Love is taking a feeding from your exhausted wife because she’s bleary and tired and she’s had the kids all day, even though you’re also tired.

Love is supporting your husband spending his time in thus-far non-profitable writing projects because you know that he needs it.

Love is giving the other a break, taking care of the other’s needs, in lieu of looking out for number one.

Love is patience, kindness, and the host of other fine and essential things that St. Paul delineated in that oft-quote passage from 1 Corinthians that no one absorbs when they hear it at weddings. Love is doing for another, when you’d rather not, when you have a thousand other things to do, because the other needs it, and you have claimed the other’s needs as your own. A marriage that utterly lacks these thousand acts of goodness may fairly be termed “loveless”
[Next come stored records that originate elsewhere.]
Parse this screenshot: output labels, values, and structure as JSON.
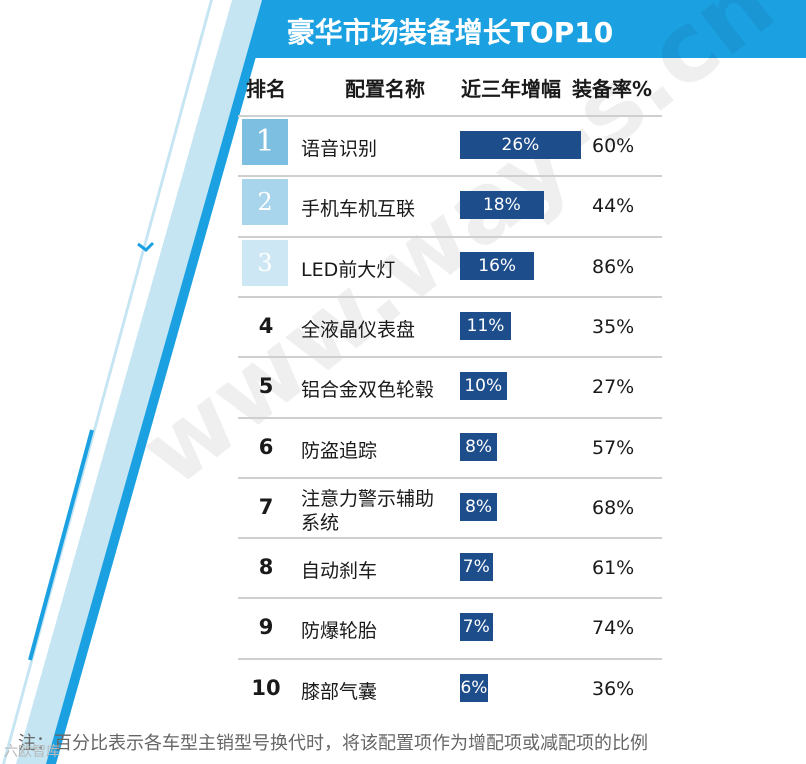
{
  "title": "豪华市场装备增长TOP10",
  "headers": {
    "rank": "排名",
    "name": "配置名称",
    "growth": "近三年增幅",
    "rate": "装备率%"
  },
  "colors": {
    "bar": "#1e4d8c",
    "accent": "#1ba1e2",
    "light_accent": "#c5e5f3",
    "rank1": "#7dbfe0",
    "rank2": "#a8d5eb",
    "rank3": "#cde8f4"
  },
  "chart_data": {
    "type": "table",
    "title": "豪华市场装备增长TOP10",
    "columns": [
      "排名",
      "配置名称",
      "近三年增幅",
      "装备率%"
    ],
    "rows": [
      {
        "rank": "1",
        "name": "语音识别",
        "growth": 26,
        "growth_label": "26%",
        "rate": "60%"
      },
      {
        "rank": "2",
        "name": "手机车机互联",
        "growth": 18,
        "growth_label": "18%",
        "rate": "44%"
      },
      {
        "rank": "3",
        "name": "LED前大灯",
        "growth": 16,
        "growth_label": "16%",
        "rate": "86%"
      },
      {
        "rank": "4",
        "name": "全液晶仪表盘",
        "growth": 11,
        "growth_label": "11%",
        "rate": "35%"
      },
      {
        "rank": "5",
        "name": "铝合金双色轮毂",
        "growth": 10,
        "growth_label": "10%",
        "rate": "27%"
      },
      {
        "rank": "6",
        "name": "防盗追踪",
        "growth": 8,
        "growth_label": "8%",
        "rate": "57%"
      },
      {
        "rank": "7",
        "name": "注意力警示辅助\n系统",
        "growth": 8,
        "growth_label": "8%",
        "rate": "68%"
      },
      {
        "rank": "8",
        "name": "自动刹车",
        "growth": 7,
        "growth_label": "7%",
        "rate": "61%"
      },
      {
        "rank": "9",
        "name": "防爆轮胎",
        "growth": 7,
        "growth_label": "7%",
        "rate": "74%"
      },
      {
        "rank": "10",
        "name": "膝部气囊",
        "growth": 6,
        "growth_label": "6%",
        "rate": "36%"
      }
    ]
  },
  "note": "注：百分比表示各车型主销型号换代时，将该配置项作为增配项或减配项的比例",
  "logo_text": "六欧智库",
  "watermark": "www.way-s.cn"
}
Whereas discovering that things that sexually excite you more than your spouse? That’s just boredom. It happens. The comfort and security of marriage diminish the excitement. The manifold labors of building a life together exhaust the body. It doesn’t mean anything other than you need to take a moment to refresh the erotic charge. It doesn’t happen all on it’s own.

If a woman spends her wedding night trying to imagine that her husband is not male, then yes, she’s a lesbian living a lie, and the truth needs to come out, ASAP. But if a woman spends ten years or so contentedly sharing a man’s bed and then let’s a crew of Sisters (who clearly have no stake in the outcome whatsoever) convince her that she’s really part of Team Sappho, despite her years spent otherwise, then she’s just bored and looking for a new bed to jump into without bearing any responsibility for breaking her promise.

Nice work if you can get it, I suppose. But it’s no different from a forty-year-old man discovering that twenty-year-olds have perkier breasts and easier smiles than the woman who’s shared her best years with him. It just has the stamp of societal approval.